Les questions des utilisateurs
J'ai tendance à glisser lors des reprises d'appuis, est-ce un défaut de mes chaussures ?
Oui, cela peut venir de vos chaussures, surtout si la semelle est usée ou non adaptée au squash. Vérifiez qu’elles disposent d’une semelle en caoutchouc naturel non marquante, conçue pour l’adhérence sur sol intérieur. Un manque de maintien latéral ou un talon trop mou peuvent aussi provoquer des micro-dérapages lors des appuis brusques.
Comment savoir quand changer la balle si elle n'est pas crevée ?
Observez l’aspect de la gomme : si elle devient lisse, mate ou perd de son élasticité, la balle ne rebondit plus correctement. Même sans crevaison, elle est usée.
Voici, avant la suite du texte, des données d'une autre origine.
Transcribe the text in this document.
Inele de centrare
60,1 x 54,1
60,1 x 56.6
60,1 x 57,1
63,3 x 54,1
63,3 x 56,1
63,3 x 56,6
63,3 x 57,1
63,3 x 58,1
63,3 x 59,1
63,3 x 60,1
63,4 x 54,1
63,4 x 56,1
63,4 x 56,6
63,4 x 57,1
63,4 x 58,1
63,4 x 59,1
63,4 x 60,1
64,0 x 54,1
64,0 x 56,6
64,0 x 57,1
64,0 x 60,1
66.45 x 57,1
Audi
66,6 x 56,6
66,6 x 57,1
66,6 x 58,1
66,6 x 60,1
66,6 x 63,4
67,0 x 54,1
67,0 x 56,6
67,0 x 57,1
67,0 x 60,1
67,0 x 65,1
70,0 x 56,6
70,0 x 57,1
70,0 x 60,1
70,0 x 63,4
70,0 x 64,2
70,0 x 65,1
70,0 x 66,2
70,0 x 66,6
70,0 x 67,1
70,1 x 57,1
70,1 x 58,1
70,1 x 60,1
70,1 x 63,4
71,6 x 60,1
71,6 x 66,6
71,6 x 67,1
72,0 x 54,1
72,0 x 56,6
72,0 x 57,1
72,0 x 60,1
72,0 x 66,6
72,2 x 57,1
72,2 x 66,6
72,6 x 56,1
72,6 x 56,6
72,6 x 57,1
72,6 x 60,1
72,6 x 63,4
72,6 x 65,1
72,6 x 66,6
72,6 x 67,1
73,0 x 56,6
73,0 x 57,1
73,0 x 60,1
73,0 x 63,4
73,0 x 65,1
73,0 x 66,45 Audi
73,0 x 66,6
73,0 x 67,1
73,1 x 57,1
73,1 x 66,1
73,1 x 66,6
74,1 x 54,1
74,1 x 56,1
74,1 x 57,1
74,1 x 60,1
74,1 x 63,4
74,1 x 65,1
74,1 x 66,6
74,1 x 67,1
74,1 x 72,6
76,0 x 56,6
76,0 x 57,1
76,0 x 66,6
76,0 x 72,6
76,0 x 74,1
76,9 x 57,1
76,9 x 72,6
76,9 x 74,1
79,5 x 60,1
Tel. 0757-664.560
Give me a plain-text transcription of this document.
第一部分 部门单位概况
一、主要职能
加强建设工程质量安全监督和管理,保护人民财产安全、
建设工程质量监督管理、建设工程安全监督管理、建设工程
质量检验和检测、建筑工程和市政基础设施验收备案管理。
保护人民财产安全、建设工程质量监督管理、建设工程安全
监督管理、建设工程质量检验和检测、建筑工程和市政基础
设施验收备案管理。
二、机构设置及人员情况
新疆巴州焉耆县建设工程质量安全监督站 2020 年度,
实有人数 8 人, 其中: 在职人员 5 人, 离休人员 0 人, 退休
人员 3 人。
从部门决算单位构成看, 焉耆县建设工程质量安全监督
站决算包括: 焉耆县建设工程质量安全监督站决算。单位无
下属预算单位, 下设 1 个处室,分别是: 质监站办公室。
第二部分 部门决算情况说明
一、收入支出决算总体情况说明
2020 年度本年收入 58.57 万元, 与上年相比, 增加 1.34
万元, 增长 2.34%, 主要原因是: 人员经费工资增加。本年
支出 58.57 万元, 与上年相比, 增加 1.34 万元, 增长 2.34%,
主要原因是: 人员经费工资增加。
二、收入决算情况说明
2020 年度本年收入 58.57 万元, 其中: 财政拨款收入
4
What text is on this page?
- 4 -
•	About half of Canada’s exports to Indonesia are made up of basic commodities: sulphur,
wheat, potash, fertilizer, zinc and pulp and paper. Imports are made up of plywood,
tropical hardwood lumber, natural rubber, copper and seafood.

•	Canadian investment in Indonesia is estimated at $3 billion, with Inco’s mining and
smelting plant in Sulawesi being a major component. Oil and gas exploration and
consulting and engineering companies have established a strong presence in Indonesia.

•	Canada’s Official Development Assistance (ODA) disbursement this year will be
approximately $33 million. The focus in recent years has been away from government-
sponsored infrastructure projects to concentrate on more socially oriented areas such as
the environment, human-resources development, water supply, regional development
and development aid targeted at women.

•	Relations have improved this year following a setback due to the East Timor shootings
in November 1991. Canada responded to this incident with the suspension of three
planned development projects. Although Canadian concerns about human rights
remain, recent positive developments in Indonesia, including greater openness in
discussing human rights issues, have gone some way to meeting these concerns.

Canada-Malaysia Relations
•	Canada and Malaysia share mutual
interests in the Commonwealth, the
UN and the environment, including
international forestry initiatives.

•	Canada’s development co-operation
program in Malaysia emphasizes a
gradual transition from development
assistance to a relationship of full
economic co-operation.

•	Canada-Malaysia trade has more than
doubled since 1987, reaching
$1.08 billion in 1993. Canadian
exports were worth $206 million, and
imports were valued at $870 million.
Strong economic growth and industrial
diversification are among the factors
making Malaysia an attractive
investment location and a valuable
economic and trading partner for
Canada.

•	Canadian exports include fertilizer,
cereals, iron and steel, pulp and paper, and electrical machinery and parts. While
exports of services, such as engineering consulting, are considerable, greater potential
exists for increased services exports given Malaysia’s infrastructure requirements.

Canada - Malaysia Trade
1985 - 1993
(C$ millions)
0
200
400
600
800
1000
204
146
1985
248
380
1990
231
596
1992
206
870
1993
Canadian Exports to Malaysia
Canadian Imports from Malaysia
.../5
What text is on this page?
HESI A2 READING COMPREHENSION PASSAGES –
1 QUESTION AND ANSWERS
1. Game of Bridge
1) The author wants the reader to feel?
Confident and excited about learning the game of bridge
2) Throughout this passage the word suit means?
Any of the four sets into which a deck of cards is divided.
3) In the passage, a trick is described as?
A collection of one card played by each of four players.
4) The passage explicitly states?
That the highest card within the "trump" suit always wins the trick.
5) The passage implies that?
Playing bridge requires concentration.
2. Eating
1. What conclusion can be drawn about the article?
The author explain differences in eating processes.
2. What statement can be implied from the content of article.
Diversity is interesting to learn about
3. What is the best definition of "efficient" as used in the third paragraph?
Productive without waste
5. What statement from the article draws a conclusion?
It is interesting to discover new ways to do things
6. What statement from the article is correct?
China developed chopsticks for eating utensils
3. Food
Une balle en bon état garde un aspect légèrement brillant et retrouve rapidement sa forme après compression.
Je porte des lunettes de vue, existe-t-il des protections spécifiques ?
Oui, des montures de protection homologuées existent, souvent utilisées en compétition junior où les lunettes sont obligatoires. Elles sont légères, résistantes aux chocs et compatibles avec votre correction visuelle. Ne prenez pas de risque : une balle frappée à pleine puissance peut causer une blessure oculaire grave.
Faut-il investir dans une raquette haut de gamme dès ma première séance ?
Pas nécessairement. Pour débuter, privilégiez un modèle tolérant, avec une tête légèrement plus grande et un équilibre vers le manche. Cela vous permettra de progresser sans vous blesser. Une raquette trop technique ou trop lourde peut nuire à votre technique et augmenter le risque de micro-traumatismes.